Microsoft's Mobile Hurdles

Microsoft's second foray into the smartphone market also poses big challenges, like luring application developers onto its OS. Microsoft may be the 800-pound gorilla in desktop software, but Apple is undoubtedly the King Kong of mobile apps. Apple has more than 150,000 applications in its App Store, some 3 billion of which have been downloaded to iPhones and iPods.

A Microsoft spokeswoman explained that at Mobile World Congress the company announced the availability of over 1,245 applications in Windows Marketplace for Mobile, more than five times the number it offered when Marketplace launched in October 2009. "Additionally, over 1,325 software vendors are registered to deliver applications for work and play in Windows Marketplace," she added, in an email to TheStreet.

"Popular culture moves constantly, so the ability to have an enormous amount of developing applications is very important," Ken Denman, the CEO of telecom software specialist Openwave ( OPW), said to TheStreet. "Clearly Apple has a lead -- they have done the most with mobile applications."

Microsoft is on a mission to stake its own claim in this space. Earlier this week, at its MIX10 developers' conference, Microsoft unveiled Windows Phone Marketplace, an enhanced version of its first app marketplace, specifically aimed at developers building applications and games for Phone 7.

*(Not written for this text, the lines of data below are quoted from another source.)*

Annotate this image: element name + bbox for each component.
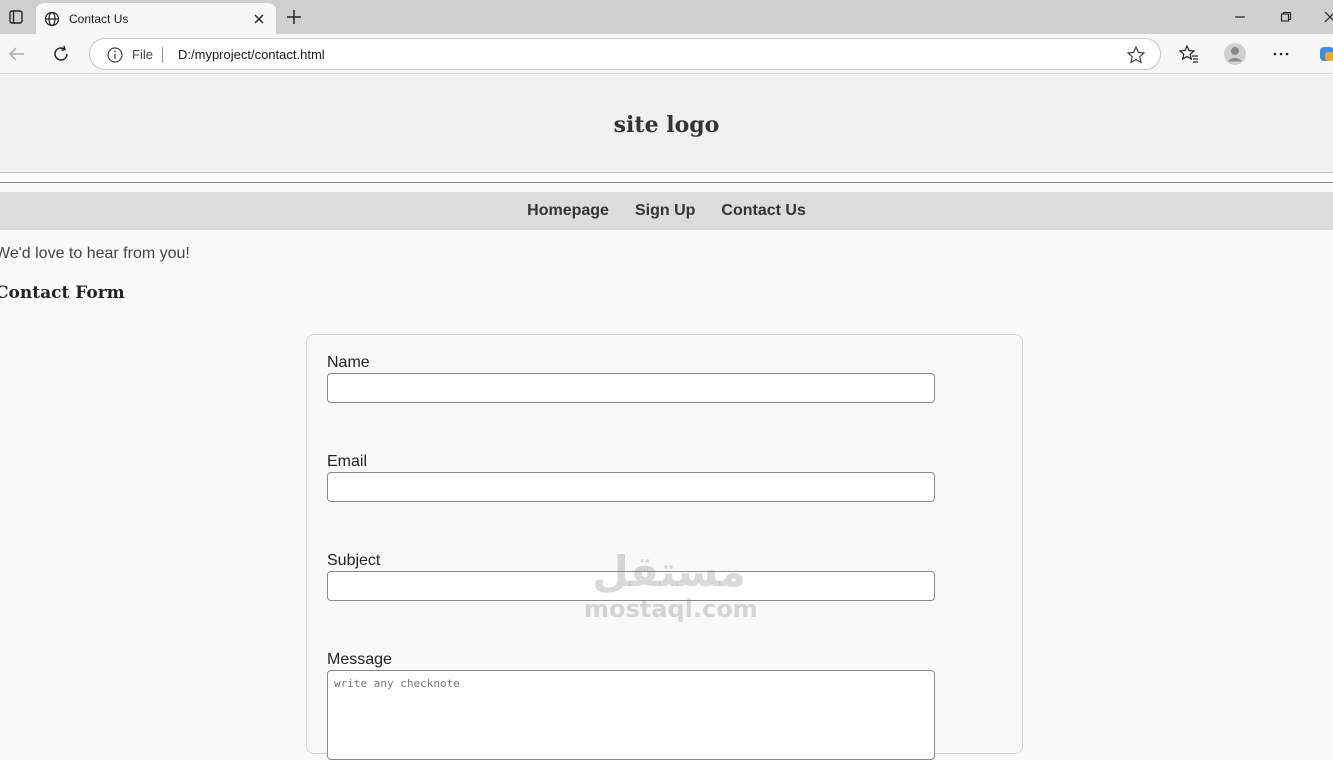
more-icon bbox=[1273, 52, 1289, 56]
nav-sign-up[interactable]: Sign Up bbox=[635, 202, 695, 220]
window-close-button[interactable] bbox=[1318, 5, 1333, 29]
refresh-icon bbox=[54, 45, 68, 61]
contact-form: Name Email Subject Message bbox=[306, 334, 1023, 760]
restore-icon bbox=[1280, 11, 1292, 22]
url-text[interactable]: D:/myproject/contact.html bbox=[178, 47, 325, 62]
copilot-button[interactable] bbox=[1313, 40, 1333, 68]
favorites-icon bbox=[1179, 44, 1198, 63]
plus-icon bbox=[287, 10, 301, 24]
minimize-button[interactable] bbox=[1228, 5, 1252, 29]
address-bar[interactable]: File D:/myproject/contact.html bbox=[89, 38, 1161, 70]
intro-text: We'd love to hear from you! bbox=[0, 245, 190, 262]
favorites-button[interactable] bbox=[1175, 40, 1203, 68]
restore-button[interactable] bbox=[1274, 5, 1298, 29]
email-input[interactable] bbox=[327, 472, 935, 502]
name-label: Name bbox=[327, 354, 370, 371]
browser-tab[interactable]: Contact Us bbox=[36, 3, 276, 34]
name-input[interactable] bbox=[327, 373, 935, 403]
close-icon bbox=[1324, 11, 1333, 23]
message-label: Message bbox=[327, 651, 392, 668]
tab-actions-button[interactable] bbox=[2, 4, 30, 30]
email-label: Email bbox=[327, 453, 368, 470]
browser-toolbar: File D:/myproject/contact.html bbox=[0, 34, 1333, 74]
url-scheme-label: File bbox=[132, 47, 153, 62]
copilot-icon bbox=[1320, 47, 1333, 61]
minimize-icon bbox=[1235, 16, 1245, 18]
message-textarea[interactable] bbox=[327, 670, 935, 760]
more-menu-button[interactable] bbox=[1267, 40, 1295, 68]
tab-close-button[interactable] bbox=[248, 8, 270, 30]
tab-actions-icon bbox=[9, 10, 23, 24]
info-icon bbox=[107, 47, 123, 63]
subject-input[interactable] bbox=[327, 571, 935, 601]
main-nav: Homepage Sign Up Contact Us bbox=[0, 192, 1333, 230]
form-heading: Contact Form bbox=[0, 283, 125, 303]
profile-button[interactable] bbox=[1221, 40, 1249, 68]
back-button[interactable] bbox=[3, 40, 31, 68]
nav-homepage[interactable]: Homepage bbox=[527, 202, 609, 220]
globe-icon bbox=[44, 11, 60, 26]
avatar-icon bbox=[1224, 43, 1246, 65]
subject-label: Subject bbox=[327, 552, 381, 569]
refresh-button[interactable] bbox=[47, 40, 75, 68]
site-header: site logo bbox=[0, 75, 1333, 173]
close-icon bbox=[254, 14, 264, 23]
horizontal-rule bbox=[0, 182, 1333, 183]
tab-title: Contact Us bbox=[69, 11, 129, 26]
site-logo[interactable]: site logo bbox=[614, 112, 720, 138]
omnibox-divider bbox=[162, 47, 163, 63]
tab-strip: Contact Us bbox=[0, 0, 1333, 34]
page-content: site logo Homepage Sign Up Contact Us We… bbox=[0, 75, 1333, 760]
new-tab-button[interactable] bbox=[282, 5, 306, 29]
nav-contact-us[interactable]: Contact Us bbox=[721, 202, 805, 220]
star-icon[interactable] bbox=[1126, 45, 1146, 65]
arrow-left-icon bbox=[8, 47, 24, 61]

Microsoft will keep 30% of the revenue from Phone 7 applications, with 70% going to the publisher. (This revenue split is not without precedent; Apple keeps 30% of the revenue from applications sold on its App Store.)

Northeast Securities' Kumar believes that Microsoft could push this envelope, luring more developers onto its OS.

"If Microsoft is more magnanimous in terms of the economic split, there's no reason they can't get more support from the ecosystem," he said.

The other big challenge for Microsoft is forging deals with phone manufacturers, although a slew of companies like HTC and Dell ( DELL) are already signed up as Phone 7 partners. "In contrast with previous releases of Windows Mobile, which Microsoft licensed to any and all comers, the company is dictating rigid minimum specs for 7 Series devices," said Needham & Company analyst Wolf. " But widespread support seems assured when Windows Phone 7 launches later this year."

There is a bigger question mark, however, hanging over a Microsoft branded phone.

"My gut feeling is that the software release will be this year, but the own-branded phone will be a 2011 event," said Kumar. "They don't want to bite off more than they can chew."

With more than $9 billion in cash, great brand awareness, and a vast network of partners, it would be unwise to bet against Microsoft's smartphone push.

"It's theirs to lose," said Kumar. "If anyone has the balance sheet and ecosystem to support this, it's Microsoft."